This is a story about what happened today while Bobbie and I set out to explore our forty seven-acres. The first light sprinkling of snow this year had powdered the landscape. Heavily water-burdened flakes parachuted from the gray-stained clouds above. The weatherman had alerted road crews of the probability of two to four inches.
"Careful, dear; don’t pull too far off the road," I warned; "we might not be able to get out of here."
Bobbie turned the car around and parked so that it pointed downhill toward the road. We pulled wool caps over our heads and snugged our fingers into gloves. The first indication that something wasn’t quite right was the stiffness of the passenger door of her car. I strained to open it. Someone, or something, seemed to be pushing from the other side. As I stepped out and closed the door, a rabbit dashed straight between my legs. I thought, "rabbits don’t do that, unless something has really frightened them." Trying to put the car door and the rabbit behind my thoughts, Bobbie and I held each other’s hand as we walked down the old farm road. But, I still couldn’t get that rabbit out of my mind. It reminded me of when I was a small child, watching a combine as it harvested corn. Rabbits streaked to escape its path. But there was no combine here; everything was calm and still.
Hand-in-hand, we walked down the old farm road, bordered by an overgrown ditch. Thirty, forty, maybe fifty crows clung to the weeds that sprung from that watery channel. We walked close by them. They didn’t flinch. Their beady eyes followed us like spectators at a slow-motion tennis match. Eerily, they watched us. I strutted intimidatingly toward them, but they just balled up and peered at me in a defensive posture. They held their ground. A shot of adrenaline tingled my spine. I thought to myself, "Crows don’t do that; they vanish at the sight of a human being."
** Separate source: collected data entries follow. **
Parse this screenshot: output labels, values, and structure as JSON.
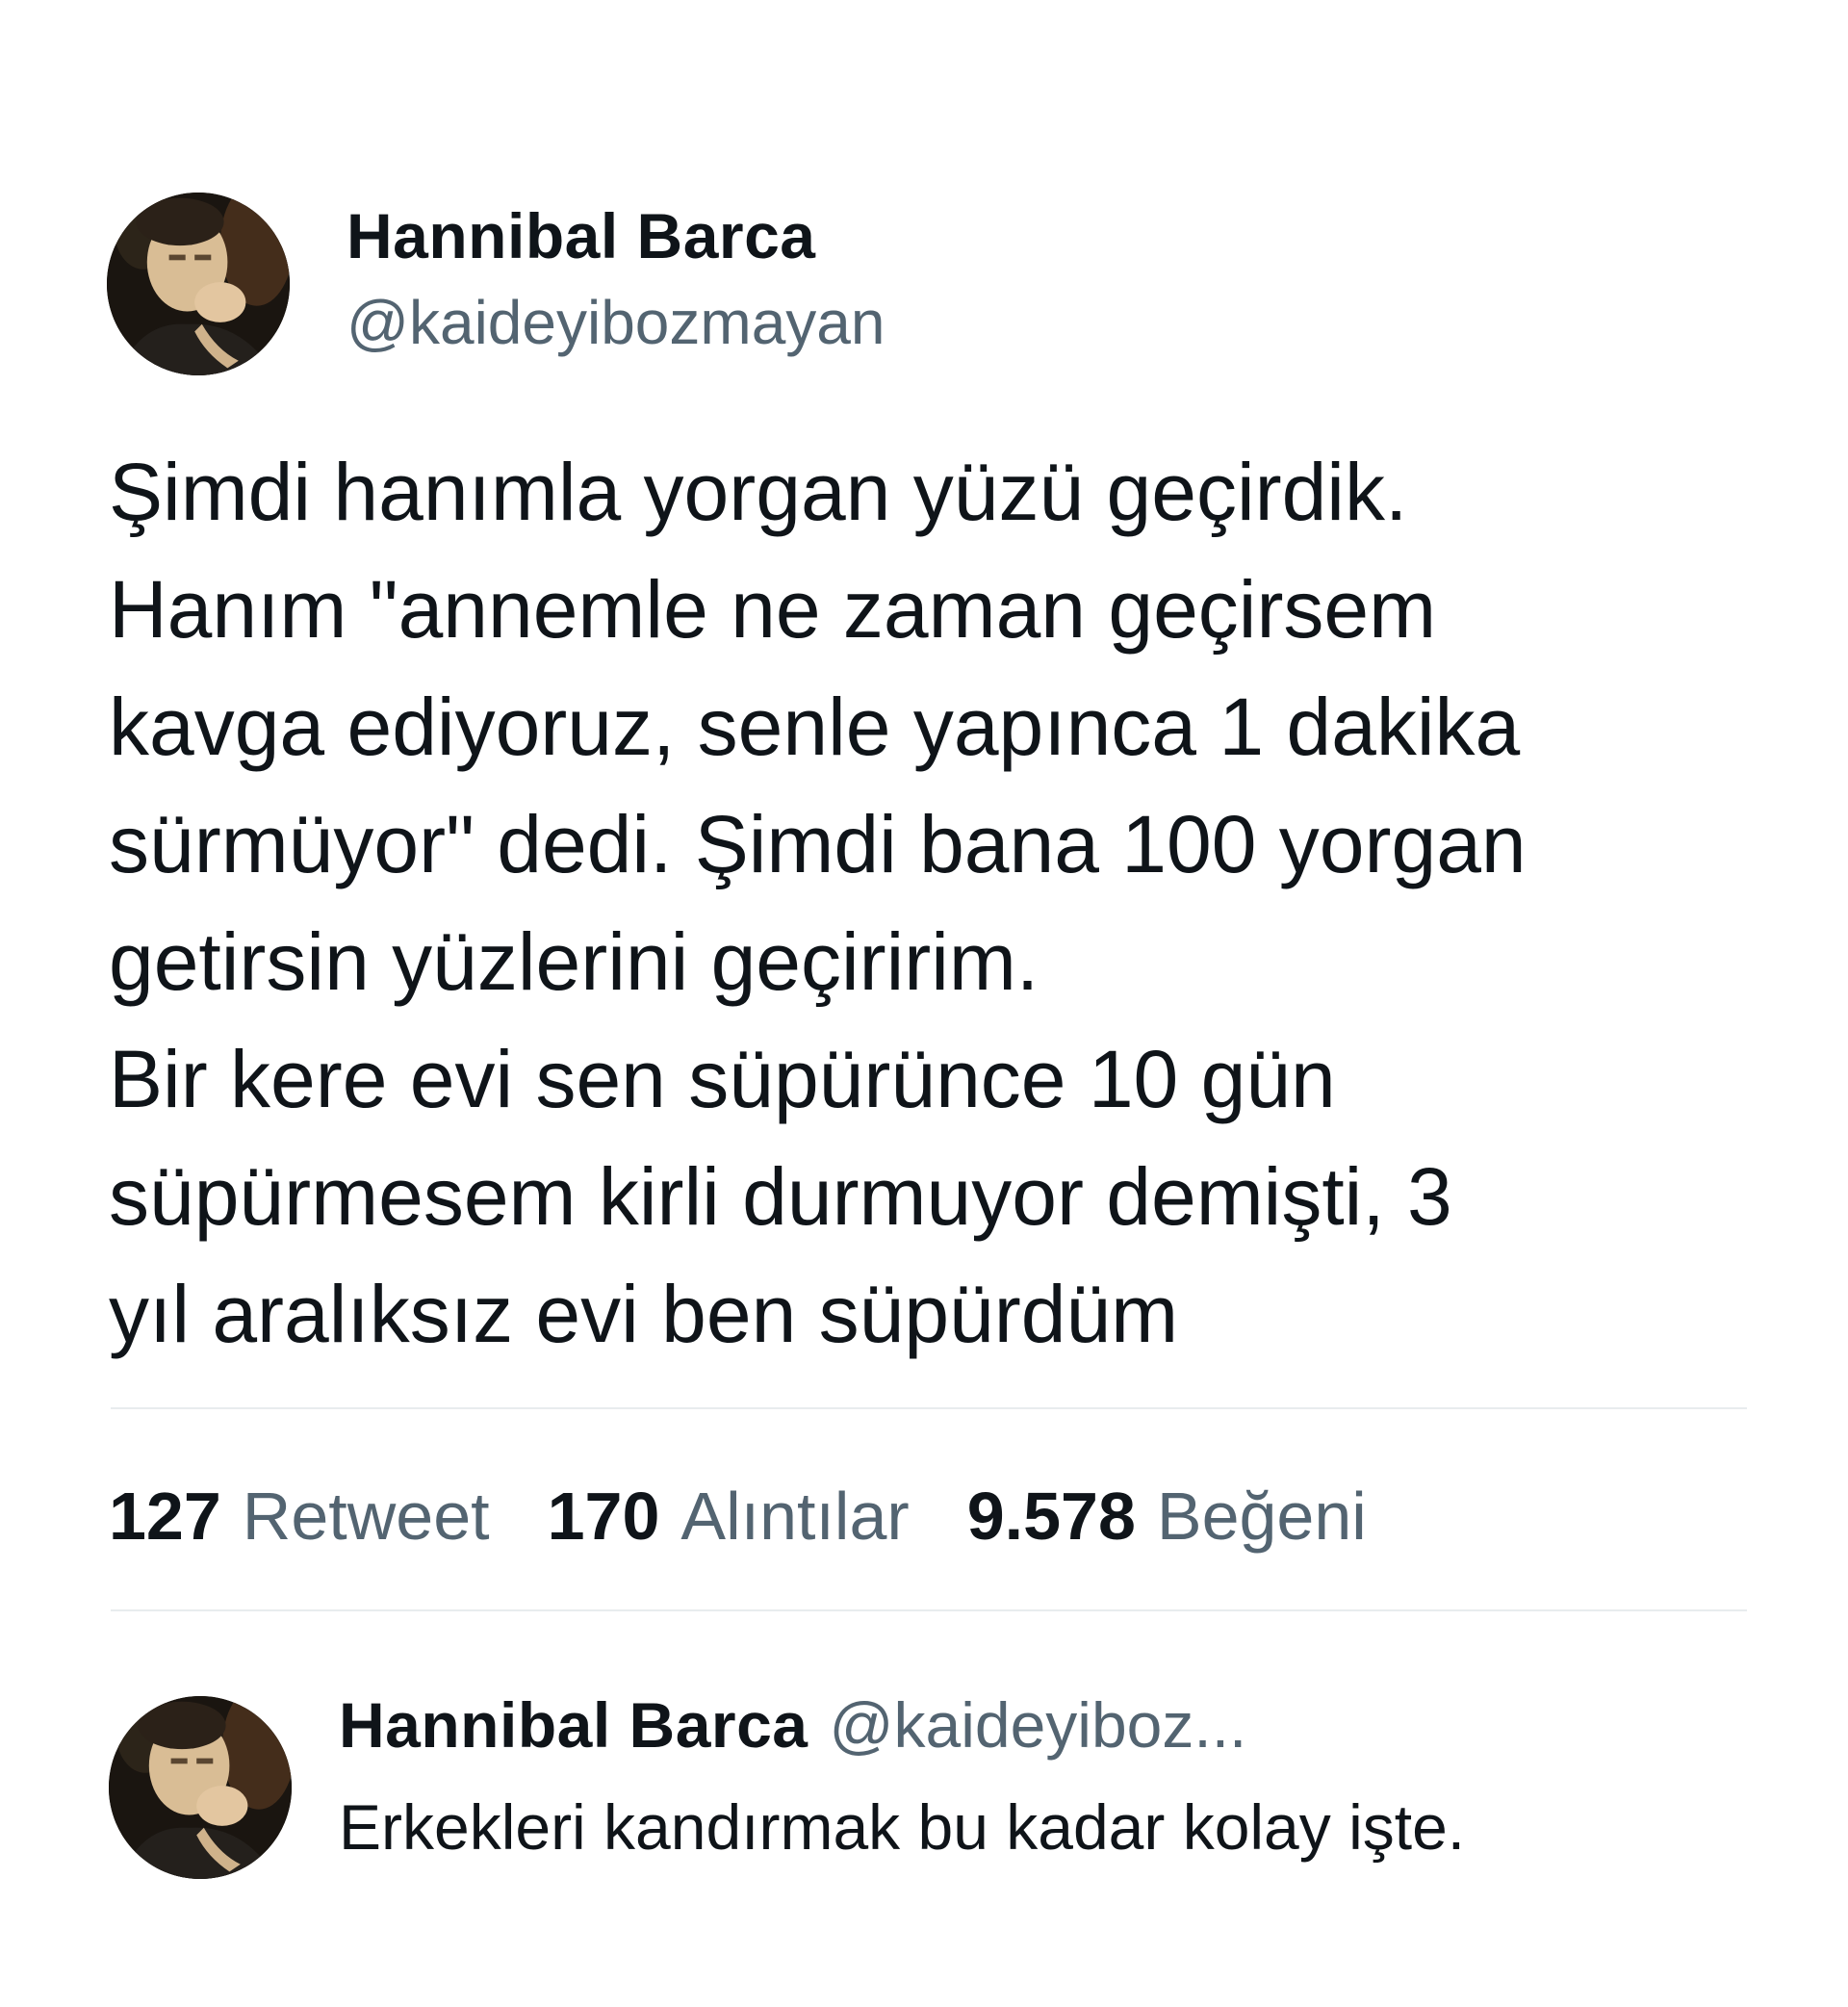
{
  "tweet": {
    "author": {
      "display_name": "Hannibal Barca",
      "handle": "@kaideyibozmayan",
      "avatar_icon": "profile-photo"
    },
    "text_lines": [
      "Şimdi hanımla yorgan yüzü geçirdik.",
      "Hanım \"annemle ne zaman geçirsem",
      "kavga ediyoruz, senle yapınca 1 dakika",
      "sürmüyor\" dedi. Şimdi bana 100 yorgan",
      "getirsin yüzlerini geçiririm.",
      "Bir kere evi sen süpürünce 10 gün",
      "süpürmesem kirli durmuyor demişti, 3",
      "yıl aralıksız evi ben süpürdüm"
    ],
    "stats": {
      "retweets": {
        "count": "127",
        "label": "Retweet"
      },
      "quotes": {
        "count": "170",
        "label": "Alıntılar"
      },
      "likes": {
        "count": "9.578",
        "label": "Beğeni"
      }
    }
  },
  "reply": {
    "author": {
      "display_name": "Hannibal Barca",
      "handle": "@kaideyiboz...",
      "avatar_icon": "profile-photo"
    },
    "text": "Erkekleri kandırmak bu kadar kolay işte."
  },
  "colors": {
    "text_primary": "#0f1419",
    "text_secondary": "#536471",
    "divider": "#e8ecee",
    "background": "#ffffff"
  }
}
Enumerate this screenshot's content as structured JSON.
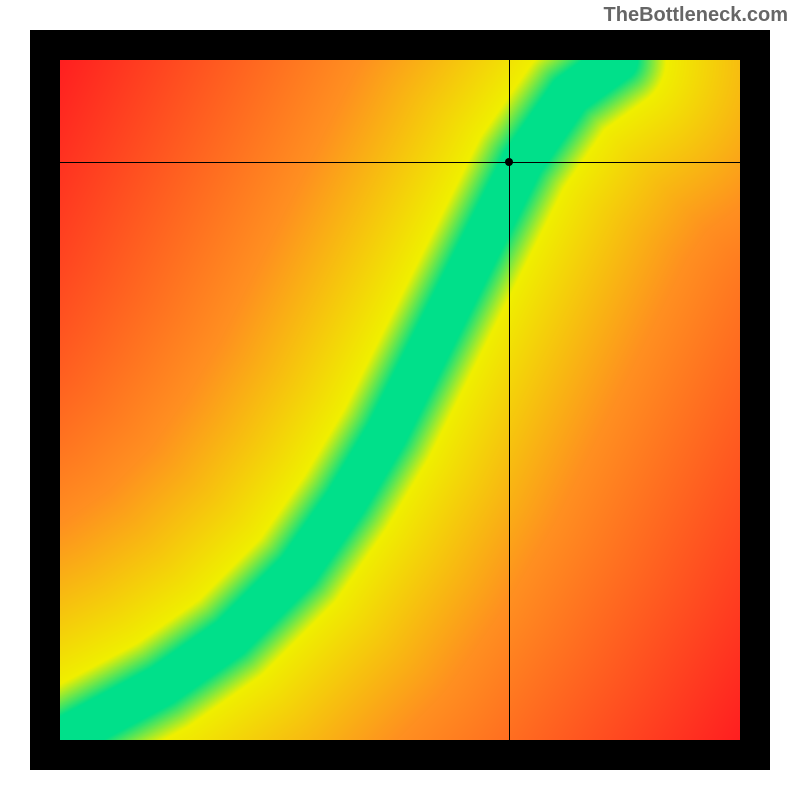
{
  "watermark": "TheBottleneck.com",
  "chart_data": {
    "type": "heatmap",
    "title": "",
    "xlabel": "",
    "ylabel": "",
    "xlim": [
      0,
      100
    ],
    "ylim": [
      0,
      100
    ],
    "crosshair": {
      "x": 66,
      "y": 85
    },
    "marker": {
      "x": 66,
      "y": 85
    },
    "ridge": {
      "description": "green optimal band from bottom-left to upper-right with S-curve shape",
      "points": [
        {
          "x": 0,
          "y": 0
        },
        {
          "x": 15,
          "y": 8
        },
        {
          "x": 25,
          "y": 15
        },
        {
          "x": 35,
          "y": 25
        },
        {
          "x": 42,
          "y": 35
        },
        {
          "x": 48,
          "y": 45
        },
        {
          "x": 53,
          "y": 55
        },
        {
          "x": 58,
          "y": 65
        },
        {
          "x": 63,
          "y": 75
        },
        {
          "x": 68,
          "y": 85
        },
        {
          "x": 75,
          "y": 95
        },
        {
          "x": 82,
          "y": 100
        }
      ],
      "band_width": 6
    },
    "colors": {
      "optimal": "#00e08a",
      "near": "#f0f000",
      "mid": "#ff9020",
      "far": "#ff1020"
    }
  }
}
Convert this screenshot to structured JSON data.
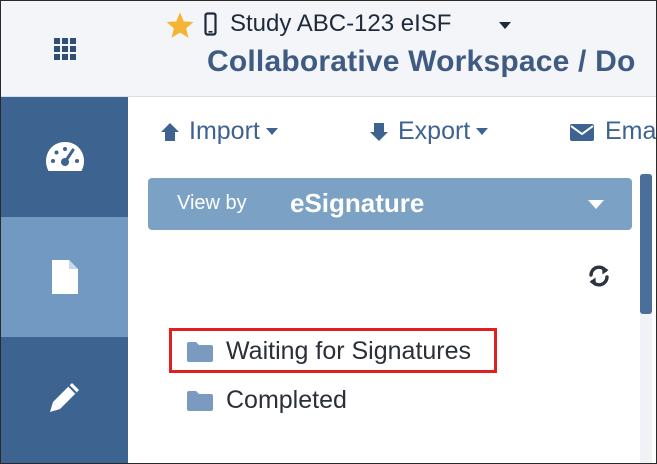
{
  "header": {
    "study_label": "Study ABC-123 eISF",
    "workspace_title": "Collaborative Workspace / Do"
  },
  "sidebar": {
    "items": [
      {
        "icon": "dashboard-icon",
        "active": false
      },
      {
        "icon": "document-icon",
        "active": true
      },
      {
        "icon": "pencil-icon",
        "active": false
      }
    ]
  },
  "toolbar": {
    "import_label": "Import",
    "export_label": "Export",
    "email_label": "Ema"
  },
  "view_by": {
    "prefix": "View by",
    "value": "eSignature"
  },
  "tree": {
    "items": [
      {
        "label": "Waiting for Signatures",
        "highlighted": true
      },
      {
        "label": "Completed",
        "highlighted": false
      }
    ]
  },
  "colors": {
    "sidebar": "#3d6391",
    "sidebar_active": "#7199c1",
    "accent": "#3f6390",
    "dropdown": "#7ba1c4",
    "highlight": "#e02020"
  }
}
By the time we walked in front of the old house, I had nearly forgotten about the door, the rabbit and the crows, but my mind was not at all settled. A primitive response within me expected something to happen. But what? It was a cozy day—cold, but windless. The snow had begun to obliterate our view to the extent that I couldn’t see our car 200 feet away.
Bobbie said, "I’d love to check out this old house."
"Now’s a good time," I said, "before the wasps, hornets, and critters come out in the Spring. Let’s do it."
As we walked up the slight incline to the old house, our visibility through the snow had dropped to fifteen or twenty feet. We waded through the dense, thorny underbrush. I supported Bobbie’s hand as she carefully stepped onto the wooden slats of the old porch. It creaked ominously. A bellowing sound regurgitated from the bowels of the deteriorating house. I can only describe it as what you’d hear if you stomped on the chest of an old, dying man. The car door, the rabbit, the crows, and this horrid sound, all seemed to warn us. But warn us about what? Surely, I’m letting my mind go astray. This is an old house that should have been bulldozed thirty or forty years ago. None of this slowed Bobbie’s eagerness to tear into its walls.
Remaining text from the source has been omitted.